Louis & Marie-Anne (la première Mademoiselle de Blois) de Bourbon

Marie-Anne, fille de roi (roman jeunesse, et la vraie vie)

Grand frère-petite sœur (demi-frère et sœur)


Louis de Bourbon était assis, seul, ayant ordonné aux gentilshommes de sa suite qu'on le laissât en paix, dans le salon de musique de sa suite. Il avait pris place sur le banc devant son instrument, et en contemplait les touches brillantes sans faire mine de les toucher. Depuis plusieurs jours, il perdait un peu goût à tout. Tout ce dont il raffolait d'habitude ne parvenait guère plus à le distraire de ses soucis.

On frappa alors de petits coups à la porte.

"Laissez-moi ! ordonna le Dauphin. Je ne veux voir personne !

-Pas même moi, Monseigneur ? appela une petite voix féminine derrière le battant."

Louis hésita.
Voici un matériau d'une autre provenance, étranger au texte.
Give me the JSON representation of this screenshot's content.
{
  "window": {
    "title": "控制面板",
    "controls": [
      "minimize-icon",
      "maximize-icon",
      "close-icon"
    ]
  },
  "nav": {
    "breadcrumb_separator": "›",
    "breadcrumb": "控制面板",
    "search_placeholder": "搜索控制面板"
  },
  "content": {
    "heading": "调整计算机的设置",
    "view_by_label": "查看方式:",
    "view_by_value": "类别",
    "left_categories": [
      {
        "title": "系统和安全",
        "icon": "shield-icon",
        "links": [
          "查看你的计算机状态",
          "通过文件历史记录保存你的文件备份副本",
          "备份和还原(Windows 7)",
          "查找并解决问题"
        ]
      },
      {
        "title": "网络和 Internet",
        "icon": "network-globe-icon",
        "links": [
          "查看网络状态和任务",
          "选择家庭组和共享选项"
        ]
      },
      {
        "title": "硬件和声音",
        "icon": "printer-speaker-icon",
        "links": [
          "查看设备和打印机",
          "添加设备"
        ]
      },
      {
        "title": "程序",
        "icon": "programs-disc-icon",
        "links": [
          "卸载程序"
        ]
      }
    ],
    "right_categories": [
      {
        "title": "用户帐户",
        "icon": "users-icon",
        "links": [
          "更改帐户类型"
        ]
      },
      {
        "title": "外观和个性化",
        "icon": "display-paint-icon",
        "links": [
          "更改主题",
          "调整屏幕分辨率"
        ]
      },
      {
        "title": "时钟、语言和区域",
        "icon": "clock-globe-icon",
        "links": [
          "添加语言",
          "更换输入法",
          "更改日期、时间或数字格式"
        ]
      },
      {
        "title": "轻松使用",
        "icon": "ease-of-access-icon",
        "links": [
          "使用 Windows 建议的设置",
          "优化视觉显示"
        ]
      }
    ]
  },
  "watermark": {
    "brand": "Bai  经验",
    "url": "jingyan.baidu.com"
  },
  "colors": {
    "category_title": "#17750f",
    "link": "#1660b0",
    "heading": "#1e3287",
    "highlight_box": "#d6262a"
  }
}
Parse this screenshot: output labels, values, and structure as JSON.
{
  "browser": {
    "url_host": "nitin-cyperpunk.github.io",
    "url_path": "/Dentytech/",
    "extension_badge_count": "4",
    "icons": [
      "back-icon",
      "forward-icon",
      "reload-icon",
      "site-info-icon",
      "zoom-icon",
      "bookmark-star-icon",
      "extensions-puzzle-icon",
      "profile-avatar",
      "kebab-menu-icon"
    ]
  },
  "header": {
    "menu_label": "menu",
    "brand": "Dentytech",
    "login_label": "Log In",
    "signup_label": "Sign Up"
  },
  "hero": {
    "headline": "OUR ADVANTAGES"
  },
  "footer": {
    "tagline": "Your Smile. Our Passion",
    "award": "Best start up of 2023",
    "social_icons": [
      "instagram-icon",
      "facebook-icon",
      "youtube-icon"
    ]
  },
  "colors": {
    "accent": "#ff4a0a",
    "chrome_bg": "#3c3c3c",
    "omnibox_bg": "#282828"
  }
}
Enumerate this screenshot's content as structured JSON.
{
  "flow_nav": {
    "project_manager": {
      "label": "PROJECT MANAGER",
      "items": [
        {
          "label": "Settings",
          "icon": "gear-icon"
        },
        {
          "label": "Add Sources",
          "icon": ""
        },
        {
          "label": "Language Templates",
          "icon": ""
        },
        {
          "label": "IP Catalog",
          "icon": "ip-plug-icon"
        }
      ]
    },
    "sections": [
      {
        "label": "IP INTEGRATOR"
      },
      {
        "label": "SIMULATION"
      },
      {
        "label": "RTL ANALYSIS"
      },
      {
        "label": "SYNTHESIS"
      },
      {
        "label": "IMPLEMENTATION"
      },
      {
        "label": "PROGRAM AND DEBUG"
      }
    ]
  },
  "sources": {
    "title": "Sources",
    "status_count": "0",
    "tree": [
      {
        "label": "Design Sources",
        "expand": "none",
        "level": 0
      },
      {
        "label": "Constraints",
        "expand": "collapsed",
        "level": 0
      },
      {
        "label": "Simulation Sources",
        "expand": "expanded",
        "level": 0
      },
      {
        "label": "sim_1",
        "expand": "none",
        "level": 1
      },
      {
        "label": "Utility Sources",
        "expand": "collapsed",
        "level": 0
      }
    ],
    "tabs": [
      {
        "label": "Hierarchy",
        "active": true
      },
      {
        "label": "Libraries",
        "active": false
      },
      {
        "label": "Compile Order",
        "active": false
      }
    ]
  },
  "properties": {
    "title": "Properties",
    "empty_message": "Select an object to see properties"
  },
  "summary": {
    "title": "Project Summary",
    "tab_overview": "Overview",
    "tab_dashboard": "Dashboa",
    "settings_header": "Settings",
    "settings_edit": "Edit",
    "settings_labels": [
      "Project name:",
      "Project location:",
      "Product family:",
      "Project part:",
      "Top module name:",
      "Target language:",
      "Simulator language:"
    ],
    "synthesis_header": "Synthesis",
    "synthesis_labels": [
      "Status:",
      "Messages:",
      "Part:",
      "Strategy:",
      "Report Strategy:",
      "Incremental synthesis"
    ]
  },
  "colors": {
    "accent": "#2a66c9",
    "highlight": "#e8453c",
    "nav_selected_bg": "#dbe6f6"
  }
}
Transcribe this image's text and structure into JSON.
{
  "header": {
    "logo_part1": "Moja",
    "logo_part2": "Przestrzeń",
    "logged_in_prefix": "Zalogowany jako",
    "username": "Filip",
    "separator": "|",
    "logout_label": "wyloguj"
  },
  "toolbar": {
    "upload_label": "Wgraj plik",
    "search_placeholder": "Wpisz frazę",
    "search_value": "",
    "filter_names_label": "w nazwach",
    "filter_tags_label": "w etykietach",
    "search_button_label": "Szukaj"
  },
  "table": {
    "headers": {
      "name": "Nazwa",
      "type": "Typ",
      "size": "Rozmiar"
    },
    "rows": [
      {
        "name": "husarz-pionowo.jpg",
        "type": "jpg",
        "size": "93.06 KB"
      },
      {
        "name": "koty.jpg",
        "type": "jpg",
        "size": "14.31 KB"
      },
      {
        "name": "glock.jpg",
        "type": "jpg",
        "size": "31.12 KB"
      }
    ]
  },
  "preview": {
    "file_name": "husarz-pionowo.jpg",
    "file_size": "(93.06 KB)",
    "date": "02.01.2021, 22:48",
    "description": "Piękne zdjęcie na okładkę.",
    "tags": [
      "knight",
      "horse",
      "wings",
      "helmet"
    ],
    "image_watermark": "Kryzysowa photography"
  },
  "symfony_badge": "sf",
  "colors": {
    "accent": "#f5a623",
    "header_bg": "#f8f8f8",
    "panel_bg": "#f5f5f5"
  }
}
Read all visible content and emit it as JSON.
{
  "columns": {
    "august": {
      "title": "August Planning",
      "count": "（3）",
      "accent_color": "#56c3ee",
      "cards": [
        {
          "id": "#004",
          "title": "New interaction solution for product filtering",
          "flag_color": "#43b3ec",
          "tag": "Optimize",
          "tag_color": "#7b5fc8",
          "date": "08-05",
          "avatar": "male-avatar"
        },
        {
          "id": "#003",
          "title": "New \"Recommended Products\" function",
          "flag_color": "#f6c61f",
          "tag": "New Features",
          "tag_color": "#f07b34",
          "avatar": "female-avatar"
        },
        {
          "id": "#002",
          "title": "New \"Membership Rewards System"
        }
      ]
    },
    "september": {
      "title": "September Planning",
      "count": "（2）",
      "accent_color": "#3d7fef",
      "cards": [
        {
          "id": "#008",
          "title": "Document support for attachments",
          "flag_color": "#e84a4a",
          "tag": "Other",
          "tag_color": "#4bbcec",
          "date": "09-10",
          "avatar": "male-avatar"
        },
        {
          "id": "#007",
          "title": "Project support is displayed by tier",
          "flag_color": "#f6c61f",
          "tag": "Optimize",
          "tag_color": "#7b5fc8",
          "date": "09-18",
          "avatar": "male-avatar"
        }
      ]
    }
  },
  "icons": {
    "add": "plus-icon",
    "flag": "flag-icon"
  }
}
Cette voix, c'était celle de sa demi-sœur Marie-Anne, l'un des enfants illégitimes de son père, la fille qu'il avait eue avec Mademoiselle de La Vallière. Contrairement à ses frères bâtards, il l'aimait bien. Elle était douce, généreuse, espiègle, et puis surtout, c'était une fille.

"Vous pouvez entrer, cria Louis avant de changer d'avis, mais seulement vous !"

La poignée tourna et la jeune fille, sur la pointe de ses souliers satinés, vint rejoindre son demi-frère dans la pénombre. Sans un mot, elle s'assit près de lui sur le banc du clavecin.

"Vous avez l'air bien triste, Monseigneur, dit-elle après un silence. Sont-ce encore les frasques de votre premier valet qui vous tourmentent ainsi ?

-Que non, Mademoiselle ma sœur, répondit le Dauphin amèrement. C'est encore du fait de la préférence affiché de notre père pour ses bâtards... Quand je vois son attention envers le duc du Maine et le comte de Vexin, je ne peux m'empêcher de ressentir de l'indignation. Qu'ont-ils donc de plus que moi qui mérite ainsi la tendresse du roi !"

Il sentit Marie-Anne se raidir imperceptiblement. C'était vrai, il l'avait en partie insultée en disant cela. Pourtant, il ne s'excusa pas. Cette préférence avait tout d'injustifiée.

"Monseigneur, ne vous tourmentez point ainsi, finit-elle par dire en posant ses doigts sur les siens. À la fin, vous serez son unique fierté, en tant que roi de France. Jouons donc du clavecin ensemble, comme à la fête de Pâques d'il y a deux ans, vous souvenez-vous ? Ça vous fera du bien."

Louis hésita un instant puis s'exécuta. Peu à peu, de belles notes et de joyeuses chansons envahirent la pièce. Quand le Dauphin se tourna vers sa sœur, il s'aperçut qu'elle lui souriait. Il s'en sentit étrangement soulagé. Elle, sans aucun doute, elle l'aimait.